In 2001, there were plans to reclaim Ponte. Illegal immigrants were evacuated, Trafalgar Properties took over management of the building and began making numerous improvements. Then in 2007 Ponte changed ownership and a re-development project New Ponte was put in motion. The planned development would have contained 467 residential units, retail and leisure-time areas. Over the next few years, the Johannesburg Development Agency planned to invest about R900-million in the areas around Ponte City such as the Ellis Park Precinct project, as well as an upgrade of Hillbrow and Berea partly in preparation for the 2010 Fifa World Cup. However, banks did not provide the funding required to finish the revitalisation, the project was cancelled and ownership was given back to the original owners, the Kempston Group.

More recently an afrikaans woman named Mrs Beetje took over running the building, which is still owned by Kempston Group. The residents call her Gogo, Zulu for “grandmother” because of the way she runs the building. Mrs Beetje use to work in the office of former apartheid president PW Botha. Today, almost all of the apartments have been refurbished and the security is tight – to get into the building you have to have your fingerprint registered. Any residents late with rent quickly get denied access to the building and have their possessions put outside.

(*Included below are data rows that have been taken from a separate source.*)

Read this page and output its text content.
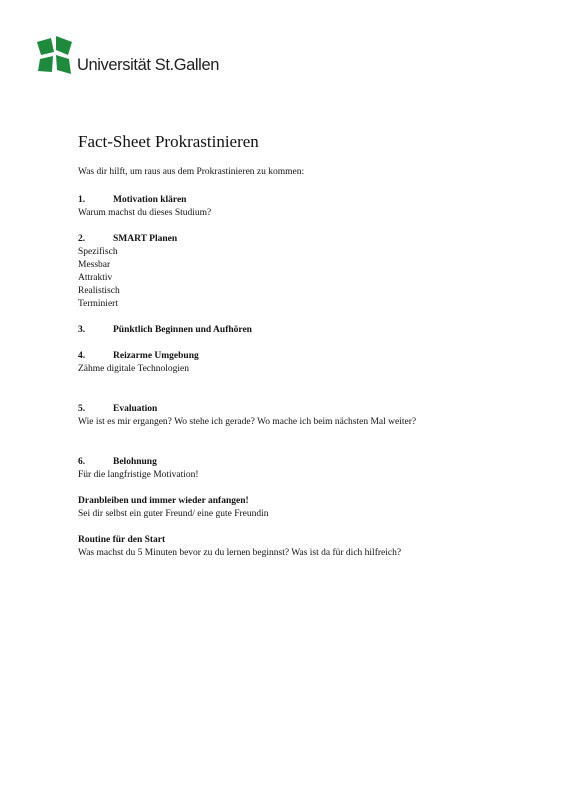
Universität St.Gallen
Fact-Sheet Prokrastinieren

Was dir hilft, um raus aus dem Prokrastinieren zu kommen:

1.	Motivation klären
Warum machst du dieses Studium?
2.	SMART Planen
Spezifisch
Messbar
Attraktiv
Realistisch
Terminiert
3.	Pünktlich Beginnen und Aufhören
4.	Reizarme Umgebung
Zähme digitale Technologien
5.	Evaluation
Wie ist es mir ergangen? Wo stehe ich gerade? Wo mache ich beim nächsten Mal weiter?
6.	Belohnung
Für die langfristige Motivation!
Dranbleiben und immer wieder anfangen!
Sei dir selbst ein guter Freund/ eine gute Freundin
Routine für den Start
Was machst du 5 Minuten bevor zu du lernen beginnst? Was ist da für dich hilfreich?
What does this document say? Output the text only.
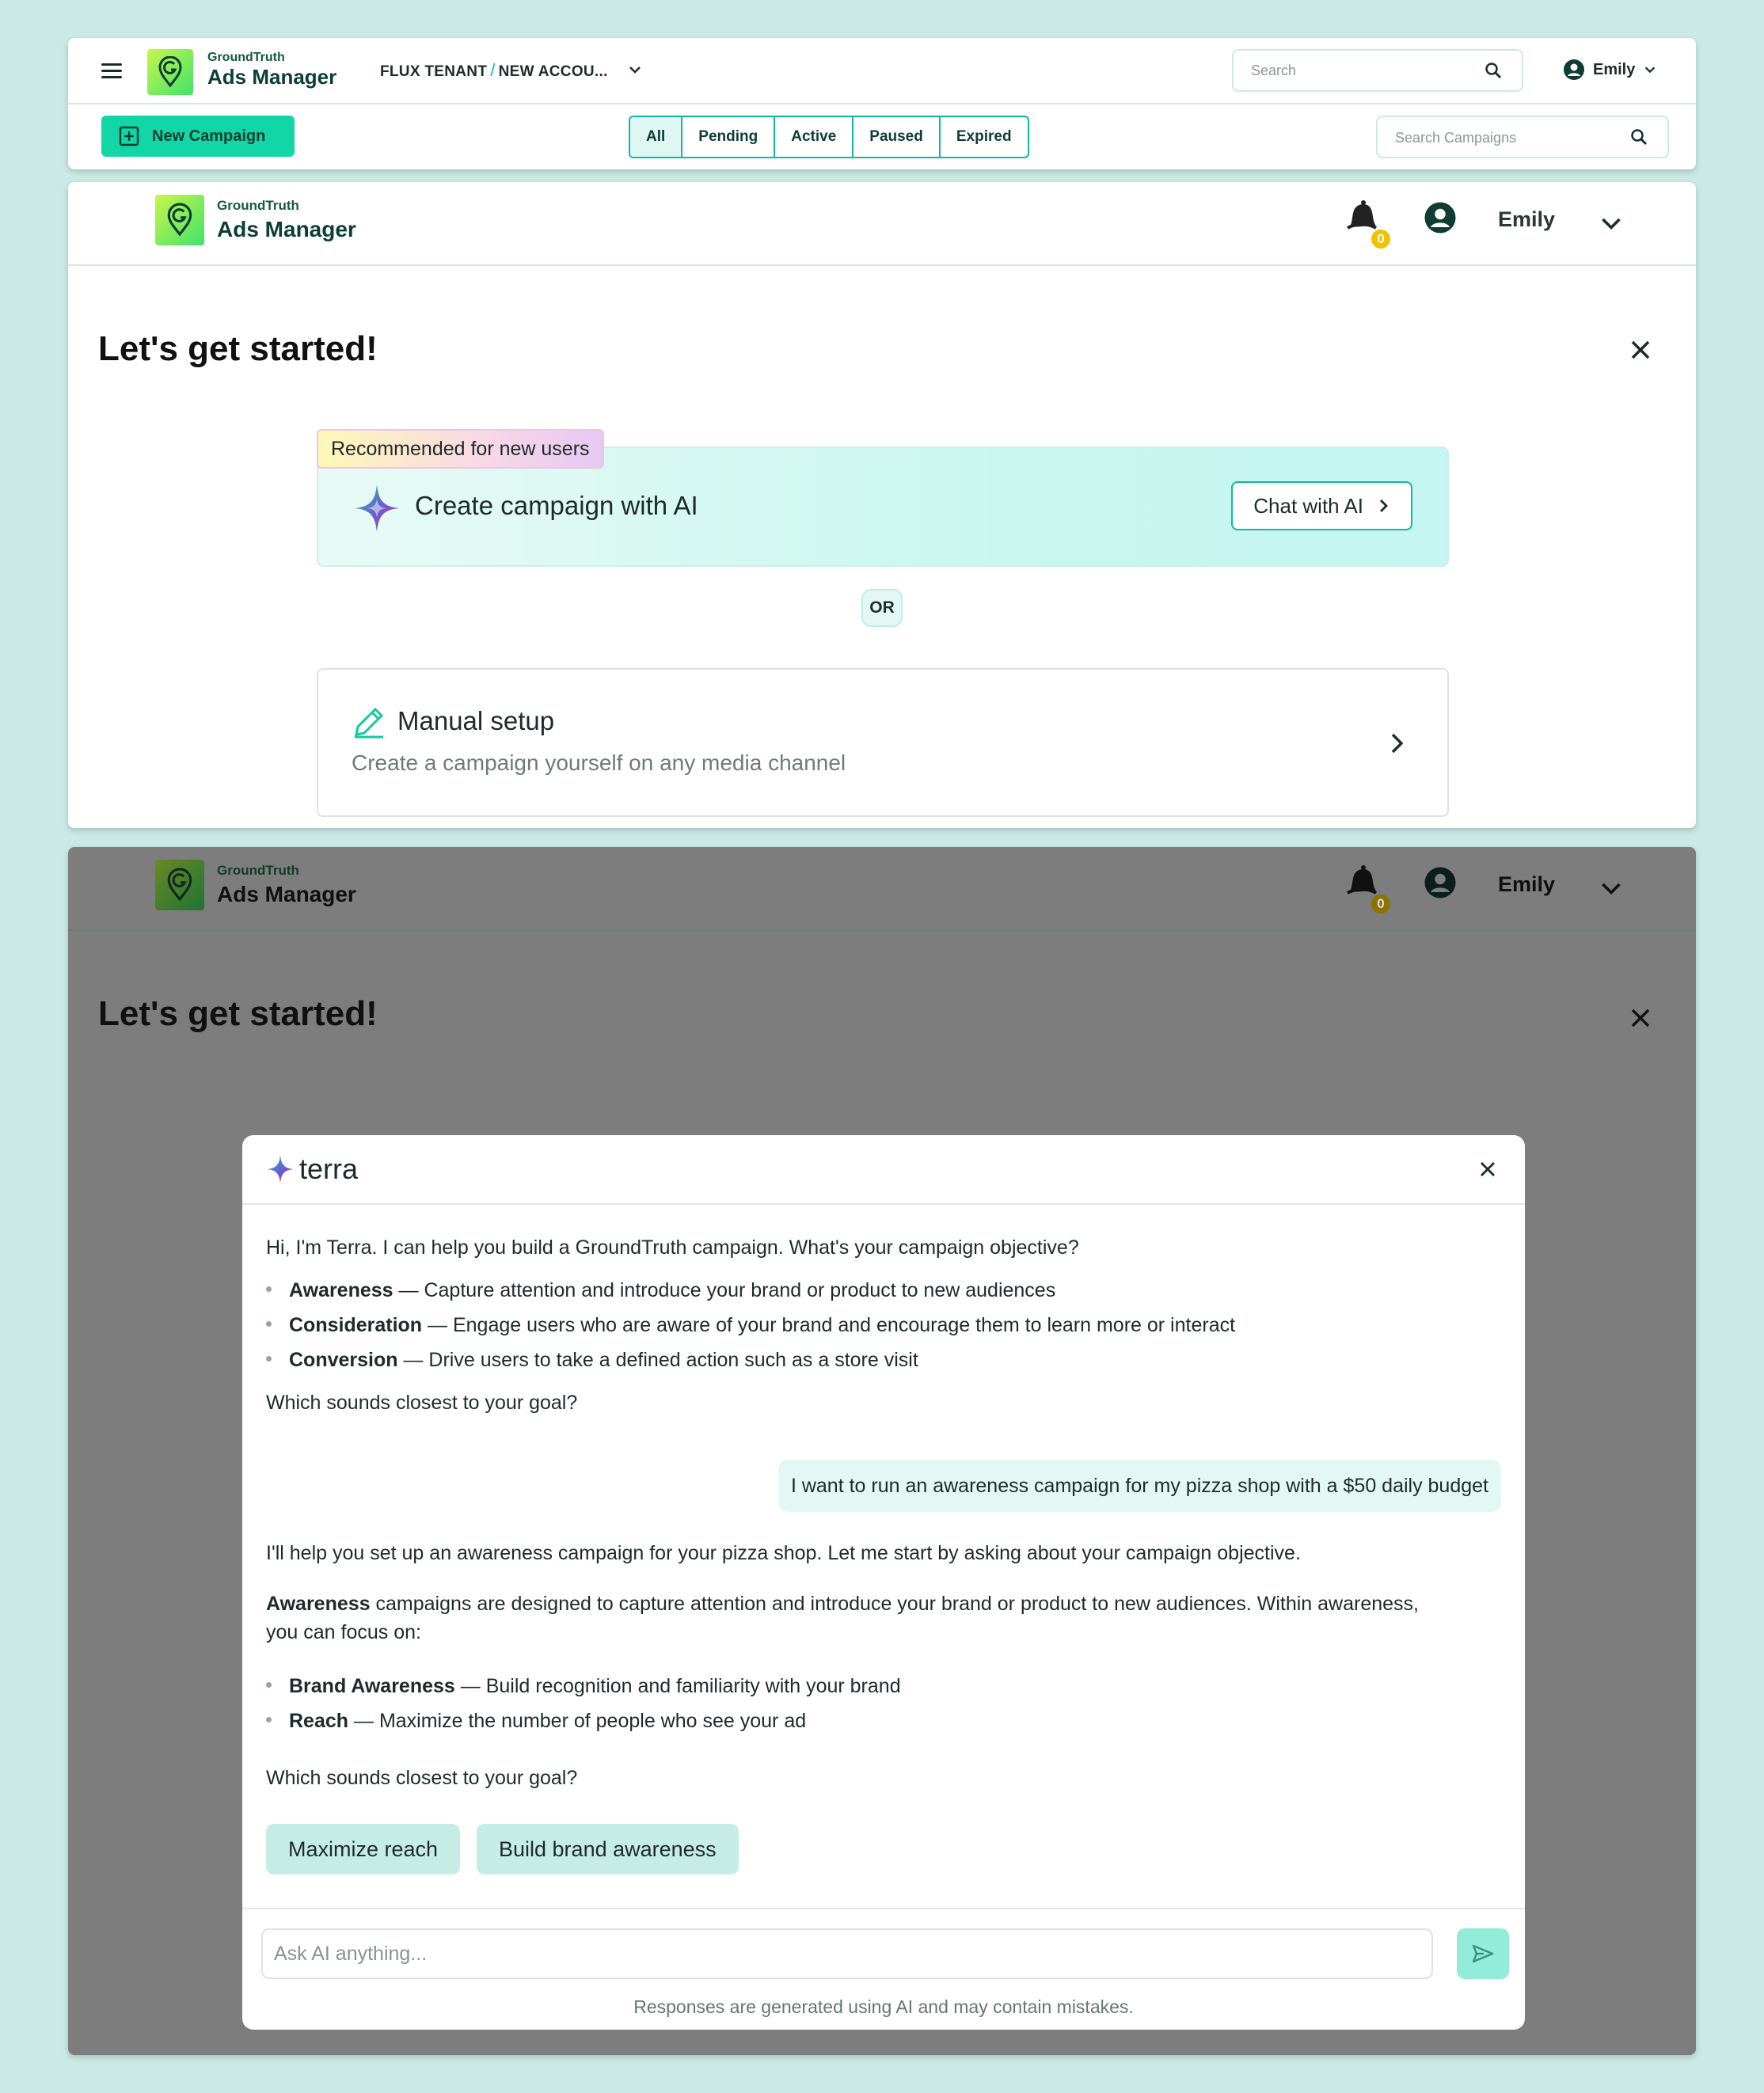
GroundTruth
Ads Manager	FLUX TENANT / NEW ACCOU...	Search	Emily
New Campaign	All	Pending	Active	Paused	Expired	Search Campaigns
GroundTruth
Ads Manager	0
Emily
Let's get started!
Recommended for new users
Create campaign with AI	Chat with AI
OR
Manual setup
Create a campaign yourself on any media channel
GroundTruth
Ads Manager	0
Emily
Let's get started!
terra
Hi, I'm Terra. I can help you build a GroundTruth campaign. What's your campaign objective?
Awareness — Capture attention and introduce your brand or product to new audiences
Consideration — Engage users who are aware of your brand and encourage them to learn more or interact
Conversion — Drive users to take a defined action such as a store visit
Which sounds closest to your goal?
I want to run an awareness campaign for my pizza shop with a $50 daily budget
I'll help you set up an awareness campaign for your pizza shop. Let me start by asking about your campaign objective.
Awareness campaigns are designed to capture attention and introduce your brand or product to new audiences. Within awareness,
you can focus on:
Brand Awareness — Build recognition and familiarity with your brand
Reach — Maximize the number of people who see your ad
Which sounds closest to your goal?
Maximize reach	Build brand awareness
Ask AI anything...
Responses are generated using AI and may contain mistakes.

Of the current 3,500 residents, about 10 percent are white. Mrs Beetje apparently does not like having students as residents because they are unreliable payers. The views from the top apartments are spectacular and rentals are between R2000 per month for an ordinary one bedroom mid-floor apartment to R6000 for a top floor two bedroom apartment.

The building itself, meanwhile, earns a fair amount of money on the side. Vodacom pays R500,000 a month to put its sign on the roof, (The neon sign on top of the building is the largest sign in the southern hemisphere), and movie producers pay R100,000 a day to shoot in the core (One of the final shots of the 2009 film District 9 is of the tower).

People I spoke to agree that there is still work to be done and Ponte tower is unlikely ever to regain its status as South Africa’s most palatial skyscraper. But with its modern flats and tight security, it’s turned a corner. Currently Ponte tower is fully occupied and there’s actually a waiting list to move in.”